Rationale: For adults aged 20-39 years with LDL cholesterol levels of 190 mg/dL or higher and without clinical atherosclerotic cardiovascular disease (ASCVD), it’s recommended to initiate moderate-intensity statin therapy. Rosuvastatin 10 mg daily is considered moderate intensity and is appropriate for lowering LDL cholesterol in young adults at risk for cardiovascular disease due to high LDL levels. Atorvastatin 80 mg daily is considered high intensity and may be more than necessary for a patient without cardiovascular disease and only one risk factor. The decision for no statin therapy would not align with guidelines aimed at reducing cardiovascular risk in patients with significantly elevated LDL cholesterol levels.

Question 9: Statins and Risk of New-Onset Diabetes

Vignette: A 60-year-old woman with a history of hypertension and elevated LDL cholesterol is considering statin therapy. She is concerned about the risk of developing diabetes as a result of statin use. Which of the following statements is accurate regarding statins and the risk of new-onset diabetes?

A) Statins significantly reduce the risk of developing diabetes.
B) High-intensity statins have been associated with a higher risk of new-onset diabetes compared to moderate-intensity statins.
C) Statins have no effect on glucose metabolism or diabetes risk.
D) Only certain statins increase the risk of diabetes, while others decrease it.
E) The risk of diabetes is negligible and should not be considered when prescribing statins.

Rationale: These drugs are effective in reducing cardiovascular events, evidence suggests that high-intensity statin therapy is associated with a modestly increased risk of new-onset diabetes compared to moderate-intensity statin therapy. The benefits of reducing cardiovascular risk generally outweigh the risk of developing diabetes, especially in individuals with high cardiovascular risk. However, it is important for clinicians to monitor glucose levels and consider this risk when prescribing statin therapy, particularly in patients with multiple risk factors for diabetes. The choice of statin and its intensity should be personalized based on the individual’s overall risk profile.

Question 10: Statin Therapy and Kidney Function

Vignette: A 75-year-old man with chronic kidney disease (CKD) stage 3, hypertension, and elevated LDL cholesterol levels is evaluated for statin therapy. He has no history of cardiovascular disease. Which of the following statin therapies is most appropriate for this patient?

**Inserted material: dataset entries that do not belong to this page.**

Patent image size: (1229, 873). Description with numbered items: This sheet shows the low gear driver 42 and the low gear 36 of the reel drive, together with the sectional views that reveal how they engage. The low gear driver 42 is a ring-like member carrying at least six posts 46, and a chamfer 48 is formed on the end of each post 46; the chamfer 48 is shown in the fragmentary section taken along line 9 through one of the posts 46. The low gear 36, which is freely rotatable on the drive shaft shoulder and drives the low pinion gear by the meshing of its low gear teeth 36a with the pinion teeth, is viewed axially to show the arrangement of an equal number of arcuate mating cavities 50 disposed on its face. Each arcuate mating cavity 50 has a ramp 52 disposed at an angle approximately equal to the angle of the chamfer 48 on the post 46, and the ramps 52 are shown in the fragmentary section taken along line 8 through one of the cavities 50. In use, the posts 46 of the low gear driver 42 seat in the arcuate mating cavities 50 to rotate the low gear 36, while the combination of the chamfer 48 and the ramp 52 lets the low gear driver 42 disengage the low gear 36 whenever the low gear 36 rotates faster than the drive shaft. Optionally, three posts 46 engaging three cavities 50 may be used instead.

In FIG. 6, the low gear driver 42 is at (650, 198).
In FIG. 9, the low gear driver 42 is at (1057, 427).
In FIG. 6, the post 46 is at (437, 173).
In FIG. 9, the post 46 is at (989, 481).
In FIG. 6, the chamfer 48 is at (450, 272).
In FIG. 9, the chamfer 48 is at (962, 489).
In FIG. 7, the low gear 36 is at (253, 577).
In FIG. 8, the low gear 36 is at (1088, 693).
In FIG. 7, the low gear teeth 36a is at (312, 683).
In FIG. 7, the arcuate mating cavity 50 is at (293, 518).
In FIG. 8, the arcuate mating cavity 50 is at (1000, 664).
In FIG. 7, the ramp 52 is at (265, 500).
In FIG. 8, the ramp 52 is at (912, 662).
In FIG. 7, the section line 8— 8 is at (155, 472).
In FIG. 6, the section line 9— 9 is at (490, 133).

A) Atorvastatin 80 mg daily
B) Rosuvastatin 20 mg daily
C) Simvastatin 40 mg daily
D) Pravastatin 20 mg daily
E) No statin therapy

Rationale: In patients with CKD (not on dialysis), statin therapy can be beneficial for reducing cardiovascular risk. The drug is often preferred for patients with renal impairment due to its minimal renal excretion and lower risk of adverse effects in this population. High-intensity statin therapy (such as atorvastatin 80 mg or rosuvastatin 20 mg) may not be necessary or appropriate for an elderly patient with CKD and no history of cardiovascular disease, due to potential side effects and the balance of benefits versus risks. No statin therapy would neglect the opportunity to reduce cardiovascular risk in a patient with elevated LDL cholesterol and CKD.